Para él, la “noble sencillez” de Sacrosanctum Concilium consistía en desprenderse de los signos de trascendencia, de la lengua sagrada, del silencio, de la orientación al Señor. Todo eso le parece “espectáculo”, porque en el fondo no cree que en el altar ocurra nada. Y cuando uno deja de creer en la Presencia Real, no queda más que la coreografía. Si Cristo no está realmente ahí, si no hay sacrificio, si el altar no es Calvario, entonces la Misa se convierte en una reunión benéfica, un gesto simbólico, un “proyecto de solidaridad con la humanidad”, como él mismo dice.

Cupich habla de “purificar la liturgia de elementos espectaculares”. Pero lo que llama espectáculo es precisamente lo que la Iglesia siempre ha llamado adoración. La genuflexión, el incienso, el canto, el silencio: todo lo que apunta hacia Dios le resulta incómodo porque revela lo que él no soporta admitir, que la Misa es un acto divino, no humano. En su teología, los pobres desplazan a Cristo; en la de la Iglesia, los pobres son amados por Cristo. Es una diferencia de fe, no de sensibilidad.

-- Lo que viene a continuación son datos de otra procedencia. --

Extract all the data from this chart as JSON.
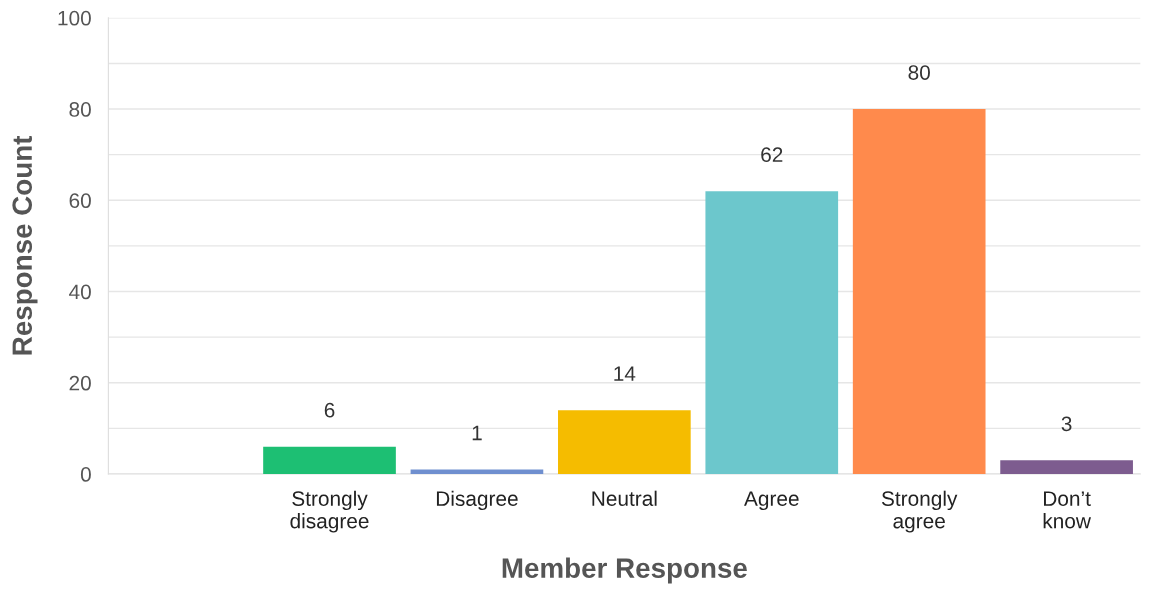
{
  "chart_data": {
    "type": "bar",
    "xlabel": "Member Response",
    "ylabel": "Response Count",
    "categories": [
      null,
      "Strongly\ndisagree",
      "Disagree",
      "Neutral",
      "Agree",
      "Strongly\nagree",
      "Don’t\nknow"
    ],
    "values": [
      null,
      6,
      1,
      14,
      62,
      80,
      3
    ],
    "colors": [
      "#cccccc",
      "#1dbf73",
      "#6f8fcf",
      "#f5bc00",
      "#6cc7cc",
      "#ff8a4c",
      "#7d5c8f"
    ],
    "ylim": [
      0,
      100
    ],
    "yticks": [
      0,
      {
        "value": 10,
        "label": null
      },
      20,
      {
        "value": 30,
        "label": null
      },
      40,
      {
        "value": 50,
        "label": null
      },
      60,
      {
        "value": 70,
        "label": null
      },
      80,
      {
        "value": 90,
        "label": null
      },
      100
    ],
    "grid": "y",
    "data_labels": true
  }
}
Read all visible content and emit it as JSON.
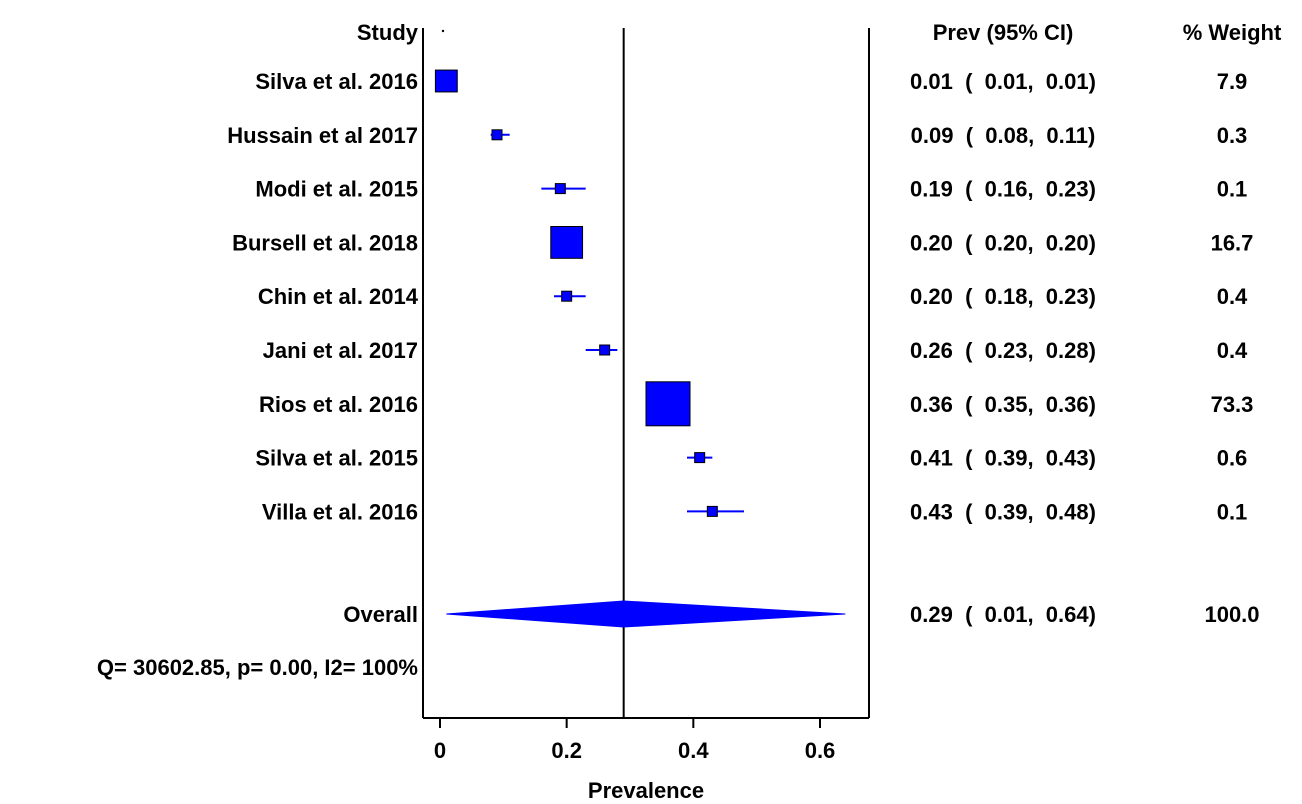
{
  "chart_data": {
    "type": "forest",
    "title": "",
    "xlabel": "Prevalence",
    "ylabel": "",
    "xlim": [
      0,
      0.64
    ],
    "x_ticks": [
      0,
      0.2,
      0.4,
      0.6
    ],
    "x_tick_labels": [
      "0",
      "0.2",
      "0.4",
      "0.6"
    ],
    "study_header": "Study",
    "estimate_header": "Prev (95% CI)",
    "weight_header": "% Weight",
    "reference_line": 0.29,
    "studies": [
      {
        "label": "Silva et al. 2016",
        "estimate": 0.01,
        "lower": 0.01,
        "upper": 0.01,
        "ci_text": "0.01  (  0.01,  0.01)",
        "weight": "7.9"
      },
      {
        "label": "Hussain et al 2017",
        "estimate": 0.09,
        "lower": 0.08,
        "upper": 0.11,
        "ci_text": "0.09  (  0.08,  0.11)",
        "weight": "0.3"
      },
      {
        "label": "Modi et al. 2015",
        "estimate": 0.19,
        "lower": 0.16,
        "upper": 0.23,
        "ci_text": "0.19  (  0.16,  0.23)",
        "weight": "0.1"
      },
      {
        "label": "Bursell et al. 2018",
        "estimate": 0.2,
        "lower": 0.2,
        "upper": 0.2,
        "ci_text": "0.20  (  0.20,  0.20)",
        "weight": "16.7"
      },
      {
        "label": "Chin et al. 2014",
        "estimate": 0.2,
        "lower": 0.18,
        "upper": 0.23,
        "ci_text": "0.20  (  0.18,  0.23)",
        "weight": "0.4"
      },
      {
        "label": "Jani et al. 2017",
        "estimate": 0.26,
        "lower": 0.23,
        "upper": 0.28,
        "ci_text": "0.26  (  0.23,  0.28)",
        "weight": "0.4"
      },
      {
        "label": "Rios et al. 2016",
        "estimate": 0.36,
        "lower": 0.35,
        "upper": 0.36,
        "ci_text": "0.36  (  0.35,  0.36)",
        "weight": "73.3"
      },
      {
        "label": "Silva et al. 2015",
        "estimate": 0.41,
        "lower": 0.39,
        "upper": 0.43,
        "ci_text": "0.41  (  0.39,  0.43)",
        "weight": "0.6"
      },
      {
        "label": "Villa et al. 2016",
        "estimate": 0.43,
        "lower": 0.39,
        "upper": 0.48,
        "ci_text": "0.43  (  0.39,  0.48)",
        "weight": "0.1"
      }
    ],
    "overall": {
      "label": "Overall",
      "estimate": 0.29,
      "lower": 0.01,
      "upper": 0.64,
      "ci_text": "0.29  (  0.01,  0.64)",
      "weight": "100.0"
    },
    "heterogeneity": "Q= 30602.85, p= 0.00, I2= 100%",
    "colors": {
      "marker": "#0000ff",
      "line": "#000000"
    }
  }
}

Por eso insiste en que la liturgia debe ser “una escuela de paz” y “un proyecto de solidaridad”. No se da cuenta de que lo dice un obispo con chófer, rodeado de mármol y micrófonos, mientras desprecia la piedad silenciosa de los fieles que rezan el rosario y asisten al rito que él aboliría si pudiera. Su Iglesia de los pobres es la de los clérigos satisfechos que viven del sentimentalismo pastoral y de las subvenciones estatales.
No, Eminencia: la Misa no es una escuela de convivencia, ni un taller de justicia social. La Misa es el Sacrificio de Cristo, que se ofrece al Padre por la salvación del mundo. Y precisamente porque creemos en la Presencia Real, porque sabemos que ese Pan es Dios, los católicos pobres y ricos, sabios e ignorantes, nos arrodillamos ante Él. Si Cupich y los suyos no lo hacen, no es por humildad: es porque no creen que haya nadie ante quien arrodillarse.
La liturgia no se hizo para parecer simple, sino para ser sagrada. Y la pobreza que importa no es la sociológica, sino la de espíritu, la del publicano que no se atreve a levantar los ojos al cielo. Si Cupich de verdad creyera que Cristo está en el altar, no hablaría de “noble sencillez” sino de santo temor. Pero es más fácil hablar de los pobres que del Misterio.

Por eso su artículo no es una reflexión, sino una confesión involuntaria: la confesión de que ha perdido la fe en la Presencia Real. Los que sí creemos que el Cuerpo de Cristo está ahí, seguiremos adorando de rodillas, aunque a Cupich le parezca demasiado “espectacular”.